Crime News

Judge Deems Officers’ Statements In Freddy Gray Case Admissable

A Baltimore judge has ruled that statements made by two of the six officers in the Freddy Gray case will be admissible in court. This is good for prosecutors as the evidence will be used to show how Gray was treated in police custody.

Freddy Gray, 25, was arrested in April and sustained a severe spinal cord injury while in custody. He died from the injuries a week later. His death sparked outrage in Baltimore. Looting and violence intensified to the point that the city declared a state of emergency.

In a pretrial hearing on Tuesday, Judge Barry Williams decided that police statements made by Sgt. Alicia D. White and Officer William G. Porter should be allowed in the court, according to The Baltimore Sun.

Defense attorneys asked that Judge Williams not allow the statements in court because they claim that the officers did not voluntarily speak to investigators and were not presented their rights prior to the interview. One of White’s attorneys, Ivan Bates, said that investigators had made White think she was a witness when she was actually a suspect, essentially tricking her into giving her statement.

Prosecutors claim that the statements were appropriately obtained. Judge Williams stated that he did not see evidence of coercion of either White or Porter

Sergeant White had the opportunity to say no.

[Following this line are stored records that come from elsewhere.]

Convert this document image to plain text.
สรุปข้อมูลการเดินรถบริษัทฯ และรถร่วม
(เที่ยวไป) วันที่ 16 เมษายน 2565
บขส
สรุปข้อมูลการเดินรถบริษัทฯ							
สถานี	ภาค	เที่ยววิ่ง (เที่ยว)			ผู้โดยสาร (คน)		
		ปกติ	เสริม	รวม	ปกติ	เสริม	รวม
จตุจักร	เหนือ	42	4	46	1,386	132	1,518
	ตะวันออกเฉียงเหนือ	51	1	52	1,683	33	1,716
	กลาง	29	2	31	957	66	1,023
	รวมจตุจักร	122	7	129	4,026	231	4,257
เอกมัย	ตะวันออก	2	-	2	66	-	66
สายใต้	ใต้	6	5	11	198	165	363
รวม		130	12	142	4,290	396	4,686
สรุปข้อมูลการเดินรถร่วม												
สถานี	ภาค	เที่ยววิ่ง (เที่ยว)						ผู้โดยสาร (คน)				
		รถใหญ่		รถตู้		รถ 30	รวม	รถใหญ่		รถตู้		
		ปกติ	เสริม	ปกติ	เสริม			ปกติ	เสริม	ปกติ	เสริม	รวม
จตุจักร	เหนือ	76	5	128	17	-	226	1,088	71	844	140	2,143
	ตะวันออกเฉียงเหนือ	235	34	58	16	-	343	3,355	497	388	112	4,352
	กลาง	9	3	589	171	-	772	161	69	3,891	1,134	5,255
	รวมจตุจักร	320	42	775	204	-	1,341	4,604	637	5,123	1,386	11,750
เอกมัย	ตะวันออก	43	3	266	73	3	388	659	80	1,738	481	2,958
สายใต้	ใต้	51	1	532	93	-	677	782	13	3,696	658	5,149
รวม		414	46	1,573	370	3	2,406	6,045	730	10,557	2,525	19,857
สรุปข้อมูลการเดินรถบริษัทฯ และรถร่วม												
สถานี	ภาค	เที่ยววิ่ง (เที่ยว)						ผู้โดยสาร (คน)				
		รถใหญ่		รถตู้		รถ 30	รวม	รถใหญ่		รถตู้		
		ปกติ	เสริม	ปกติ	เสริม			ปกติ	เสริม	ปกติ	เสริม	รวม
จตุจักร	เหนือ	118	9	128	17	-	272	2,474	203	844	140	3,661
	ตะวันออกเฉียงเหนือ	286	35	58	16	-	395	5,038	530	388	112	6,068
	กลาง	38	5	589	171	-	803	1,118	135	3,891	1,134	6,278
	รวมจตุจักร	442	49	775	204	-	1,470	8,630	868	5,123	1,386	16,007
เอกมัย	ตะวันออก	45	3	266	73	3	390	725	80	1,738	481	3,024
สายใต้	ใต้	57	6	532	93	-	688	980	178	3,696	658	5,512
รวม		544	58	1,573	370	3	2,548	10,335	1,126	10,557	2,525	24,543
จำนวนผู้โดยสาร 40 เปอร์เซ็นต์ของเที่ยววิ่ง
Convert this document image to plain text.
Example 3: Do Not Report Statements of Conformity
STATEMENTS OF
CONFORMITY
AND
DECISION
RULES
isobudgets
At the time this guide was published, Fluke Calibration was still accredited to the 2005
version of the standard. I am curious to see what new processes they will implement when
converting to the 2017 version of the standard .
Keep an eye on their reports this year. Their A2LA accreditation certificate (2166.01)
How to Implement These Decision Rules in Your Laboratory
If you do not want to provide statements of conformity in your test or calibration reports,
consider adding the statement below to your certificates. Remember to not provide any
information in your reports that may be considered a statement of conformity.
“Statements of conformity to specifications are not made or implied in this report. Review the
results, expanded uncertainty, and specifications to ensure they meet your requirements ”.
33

Deputy State’s Arrorney Janice Bledsoe also believes that White’s interview was obtained legally. She says that a police sergeant would be aware of her rights and know she could refuse to conduct an interview with detectives. White’s signature is also on a paper stating that she understood and was waiving her rights.

It’s clear Sergeant White waived all of her rights.

The Washinton Post reports that Judge Williams intends to issue a written gag order and has told the attorneys to not discuss the case with anyone other than their clients and legal team.

Do not discuss my ruling and do not discuss this case.

Tuesday’s hearing also provided a glimpse of what to expect from Judge Williams during the trial. His style is no-nonsense as he threatened contempt and even yelled at the court to be quiet during a witness’ testimony.